- Born: April 2, 1933 New York City, US
- Died: January 30, 2016 (aged 82) Westchester, New York, US
- Education: Cooper Union, Brooklyn Museum Art School
- Known for: Illustration
- Awards: Society of Illustrators Gold Medals
- Website: www.tinkelmanstudio.com

= Murray Tinkelman =

American illustrator (1933–2016)

Murray Tinkelman (April 2, 1933 – January 30, 2016) was an American science-fiction and fantasy illustrator. He won gold medals from the Society of Illustrators. He provided numerous book covers for paperback reprints of science fiction and fantasy novels for Ballantine Books in the 1970s, including the reprints of many of John Brunner's novels.

==Biography==
In 1970, the Graphic Arts Guild named him Artist of the Year. An avid baseball fan, Tinkelman’s work was presented in a rare solo exhibition in 1994 at The National Baseball Hall of Fame and Museum in Cooperstown, New York. The following year, Tinkelman was named “Sports Artist of the Year” by the United States Sports Academy in Daphne, Alabama, and was the focus of an exhibition. In 1999, he received a Distinguished Educator in the Arts award from the Society of Illustrators and in 2001 received a Faculty Service Citation from Syracuse University, where he would later become Professor Emeritus and a senior advisor.

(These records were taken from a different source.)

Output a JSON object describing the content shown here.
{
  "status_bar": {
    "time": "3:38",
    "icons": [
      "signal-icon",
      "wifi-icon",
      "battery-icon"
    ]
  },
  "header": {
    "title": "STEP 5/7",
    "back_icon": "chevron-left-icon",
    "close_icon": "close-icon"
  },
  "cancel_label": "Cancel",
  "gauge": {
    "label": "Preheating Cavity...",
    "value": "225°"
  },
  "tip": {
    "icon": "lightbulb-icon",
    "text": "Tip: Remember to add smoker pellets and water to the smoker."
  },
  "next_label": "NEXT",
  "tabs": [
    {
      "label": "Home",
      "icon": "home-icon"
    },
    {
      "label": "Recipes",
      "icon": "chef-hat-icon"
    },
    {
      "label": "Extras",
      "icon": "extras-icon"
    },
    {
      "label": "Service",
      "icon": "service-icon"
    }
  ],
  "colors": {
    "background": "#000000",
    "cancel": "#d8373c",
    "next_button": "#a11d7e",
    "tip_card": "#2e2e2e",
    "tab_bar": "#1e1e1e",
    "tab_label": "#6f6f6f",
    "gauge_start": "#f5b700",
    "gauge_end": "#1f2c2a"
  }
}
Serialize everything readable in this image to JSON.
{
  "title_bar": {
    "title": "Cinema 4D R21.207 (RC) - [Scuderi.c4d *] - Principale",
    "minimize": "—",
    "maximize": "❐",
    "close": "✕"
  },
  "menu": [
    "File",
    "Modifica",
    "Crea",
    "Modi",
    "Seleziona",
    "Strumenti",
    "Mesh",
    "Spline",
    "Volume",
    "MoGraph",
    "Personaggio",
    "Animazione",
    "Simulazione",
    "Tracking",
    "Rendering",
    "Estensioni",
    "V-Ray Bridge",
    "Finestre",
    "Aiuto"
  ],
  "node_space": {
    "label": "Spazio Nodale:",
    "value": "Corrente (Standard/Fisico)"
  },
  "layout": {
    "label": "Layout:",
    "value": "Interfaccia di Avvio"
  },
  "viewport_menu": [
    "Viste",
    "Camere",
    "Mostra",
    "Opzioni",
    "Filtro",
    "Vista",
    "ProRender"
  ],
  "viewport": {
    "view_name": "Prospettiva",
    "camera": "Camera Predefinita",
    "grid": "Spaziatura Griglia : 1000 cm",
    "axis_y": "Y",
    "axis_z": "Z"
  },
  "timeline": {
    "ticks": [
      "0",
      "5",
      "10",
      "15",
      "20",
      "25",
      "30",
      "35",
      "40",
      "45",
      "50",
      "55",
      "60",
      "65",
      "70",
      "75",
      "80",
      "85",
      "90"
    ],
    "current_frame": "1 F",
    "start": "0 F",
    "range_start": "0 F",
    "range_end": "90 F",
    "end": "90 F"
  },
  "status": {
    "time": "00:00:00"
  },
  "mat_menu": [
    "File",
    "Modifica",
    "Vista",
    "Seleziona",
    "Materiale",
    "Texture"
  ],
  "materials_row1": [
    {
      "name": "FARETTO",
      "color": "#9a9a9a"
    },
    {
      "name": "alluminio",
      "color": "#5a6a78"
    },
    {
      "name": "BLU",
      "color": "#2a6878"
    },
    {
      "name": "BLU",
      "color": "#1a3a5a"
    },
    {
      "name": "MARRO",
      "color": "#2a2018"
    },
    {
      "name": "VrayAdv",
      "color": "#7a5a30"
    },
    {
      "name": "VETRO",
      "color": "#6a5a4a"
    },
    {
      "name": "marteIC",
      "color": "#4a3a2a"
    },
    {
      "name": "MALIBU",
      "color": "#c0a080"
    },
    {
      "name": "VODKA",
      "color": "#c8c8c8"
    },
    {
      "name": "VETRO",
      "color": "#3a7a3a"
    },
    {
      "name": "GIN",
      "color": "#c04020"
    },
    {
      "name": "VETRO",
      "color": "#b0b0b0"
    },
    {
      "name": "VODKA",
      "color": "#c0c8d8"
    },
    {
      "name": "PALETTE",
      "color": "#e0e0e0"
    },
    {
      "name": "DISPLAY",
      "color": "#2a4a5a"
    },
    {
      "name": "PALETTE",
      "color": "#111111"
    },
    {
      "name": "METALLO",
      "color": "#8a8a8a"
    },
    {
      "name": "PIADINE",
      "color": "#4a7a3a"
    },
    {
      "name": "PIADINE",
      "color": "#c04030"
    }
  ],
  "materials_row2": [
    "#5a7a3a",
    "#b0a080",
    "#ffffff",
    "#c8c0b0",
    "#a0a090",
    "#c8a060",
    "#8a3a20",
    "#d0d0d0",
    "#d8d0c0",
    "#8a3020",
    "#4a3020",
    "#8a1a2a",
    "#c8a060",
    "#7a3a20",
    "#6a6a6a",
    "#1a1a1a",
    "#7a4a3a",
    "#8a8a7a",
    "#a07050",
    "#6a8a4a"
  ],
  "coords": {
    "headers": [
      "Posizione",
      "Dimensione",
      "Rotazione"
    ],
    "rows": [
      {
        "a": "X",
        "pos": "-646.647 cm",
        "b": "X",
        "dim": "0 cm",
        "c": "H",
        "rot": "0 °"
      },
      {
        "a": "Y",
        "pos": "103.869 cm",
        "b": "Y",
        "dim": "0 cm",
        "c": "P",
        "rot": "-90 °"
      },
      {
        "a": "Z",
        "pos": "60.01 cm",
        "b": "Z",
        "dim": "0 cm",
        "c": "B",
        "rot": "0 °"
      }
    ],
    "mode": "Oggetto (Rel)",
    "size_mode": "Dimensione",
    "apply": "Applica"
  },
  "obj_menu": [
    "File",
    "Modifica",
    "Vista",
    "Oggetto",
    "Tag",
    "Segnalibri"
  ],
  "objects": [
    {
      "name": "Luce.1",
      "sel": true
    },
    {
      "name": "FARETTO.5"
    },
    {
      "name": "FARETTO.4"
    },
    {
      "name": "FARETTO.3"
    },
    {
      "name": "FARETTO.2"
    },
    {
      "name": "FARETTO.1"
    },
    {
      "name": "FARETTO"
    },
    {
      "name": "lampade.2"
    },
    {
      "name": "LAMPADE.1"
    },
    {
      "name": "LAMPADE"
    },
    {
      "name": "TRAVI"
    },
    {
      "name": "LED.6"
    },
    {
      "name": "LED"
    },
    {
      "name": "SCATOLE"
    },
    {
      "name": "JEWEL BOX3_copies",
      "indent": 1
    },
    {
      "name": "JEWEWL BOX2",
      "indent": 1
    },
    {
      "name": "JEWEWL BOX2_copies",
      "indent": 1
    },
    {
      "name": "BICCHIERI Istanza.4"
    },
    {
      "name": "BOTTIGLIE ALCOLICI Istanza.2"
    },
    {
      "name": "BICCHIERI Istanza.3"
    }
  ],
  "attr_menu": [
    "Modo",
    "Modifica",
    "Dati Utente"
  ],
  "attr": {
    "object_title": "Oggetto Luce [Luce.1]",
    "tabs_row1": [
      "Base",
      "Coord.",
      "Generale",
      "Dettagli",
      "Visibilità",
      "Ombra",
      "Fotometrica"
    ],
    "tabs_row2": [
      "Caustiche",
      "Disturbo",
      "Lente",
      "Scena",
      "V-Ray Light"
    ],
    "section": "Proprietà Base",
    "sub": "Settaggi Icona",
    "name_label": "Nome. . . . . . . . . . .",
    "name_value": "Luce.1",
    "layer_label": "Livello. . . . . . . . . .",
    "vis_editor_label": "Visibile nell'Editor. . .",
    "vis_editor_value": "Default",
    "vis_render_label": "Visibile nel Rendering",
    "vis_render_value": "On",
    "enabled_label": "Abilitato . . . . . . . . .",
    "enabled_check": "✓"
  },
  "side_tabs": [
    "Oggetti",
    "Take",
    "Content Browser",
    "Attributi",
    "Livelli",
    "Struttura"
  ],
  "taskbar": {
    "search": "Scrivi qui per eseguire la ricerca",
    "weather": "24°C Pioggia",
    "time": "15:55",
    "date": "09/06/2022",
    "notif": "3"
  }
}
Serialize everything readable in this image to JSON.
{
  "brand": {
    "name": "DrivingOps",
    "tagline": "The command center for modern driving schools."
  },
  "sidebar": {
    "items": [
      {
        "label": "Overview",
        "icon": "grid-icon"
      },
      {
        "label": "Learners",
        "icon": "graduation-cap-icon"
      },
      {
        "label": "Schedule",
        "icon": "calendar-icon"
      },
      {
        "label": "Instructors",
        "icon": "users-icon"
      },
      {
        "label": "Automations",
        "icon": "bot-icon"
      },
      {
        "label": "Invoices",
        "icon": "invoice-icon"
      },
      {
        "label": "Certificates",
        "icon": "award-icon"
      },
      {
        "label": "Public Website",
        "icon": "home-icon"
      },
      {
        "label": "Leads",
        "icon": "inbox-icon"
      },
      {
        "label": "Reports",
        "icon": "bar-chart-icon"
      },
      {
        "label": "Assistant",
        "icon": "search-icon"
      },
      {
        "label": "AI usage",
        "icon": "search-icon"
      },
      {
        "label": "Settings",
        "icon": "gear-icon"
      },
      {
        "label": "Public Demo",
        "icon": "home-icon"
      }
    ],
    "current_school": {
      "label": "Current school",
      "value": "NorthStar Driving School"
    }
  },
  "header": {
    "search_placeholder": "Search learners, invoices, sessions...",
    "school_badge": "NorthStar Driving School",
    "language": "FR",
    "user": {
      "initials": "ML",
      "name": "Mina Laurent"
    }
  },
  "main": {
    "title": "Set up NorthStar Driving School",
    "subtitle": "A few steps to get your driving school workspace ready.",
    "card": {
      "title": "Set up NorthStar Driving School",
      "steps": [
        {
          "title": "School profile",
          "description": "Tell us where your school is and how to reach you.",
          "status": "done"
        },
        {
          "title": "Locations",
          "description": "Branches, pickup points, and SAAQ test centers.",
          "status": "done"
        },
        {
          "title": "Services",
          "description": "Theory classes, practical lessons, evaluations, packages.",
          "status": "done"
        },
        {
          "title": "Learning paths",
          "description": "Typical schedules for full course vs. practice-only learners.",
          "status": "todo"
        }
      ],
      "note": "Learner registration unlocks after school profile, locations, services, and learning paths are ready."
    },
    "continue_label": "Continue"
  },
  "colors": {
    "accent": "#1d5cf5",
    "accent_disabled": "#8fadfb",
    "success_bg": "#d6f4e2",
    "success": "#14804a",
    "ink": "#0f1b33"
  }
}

Most recently, Tinkelman taught at the Hartford Art School which is a part of University of Hartford. Currently his collections can be found in Brooklyn Museum, the Delaware Art Museum, the International Photography Hall of Fame and Museum, and the New Britain Museum of American Art. He was awarded by the New York Art Directors Club and by Society of Publications Designers with gold medals.

On January 30, 2016, Murray Tinkelman (1933-2016) died at the age of 82. His wife and frequent artistic partner Carol preceded him in death just 15 days earlier, on January 15.

==Publications==
Tinkelman's works appeared in such newspapers as Atlantic Monthly, The New York Times, and The Washington Post.

He illustrated William Saroyan's poem "Me" for its publication in The Saturday Evening Post on March 9, 1963. The poem and its illustrations were published as a children's book the same year, and republished in 2016.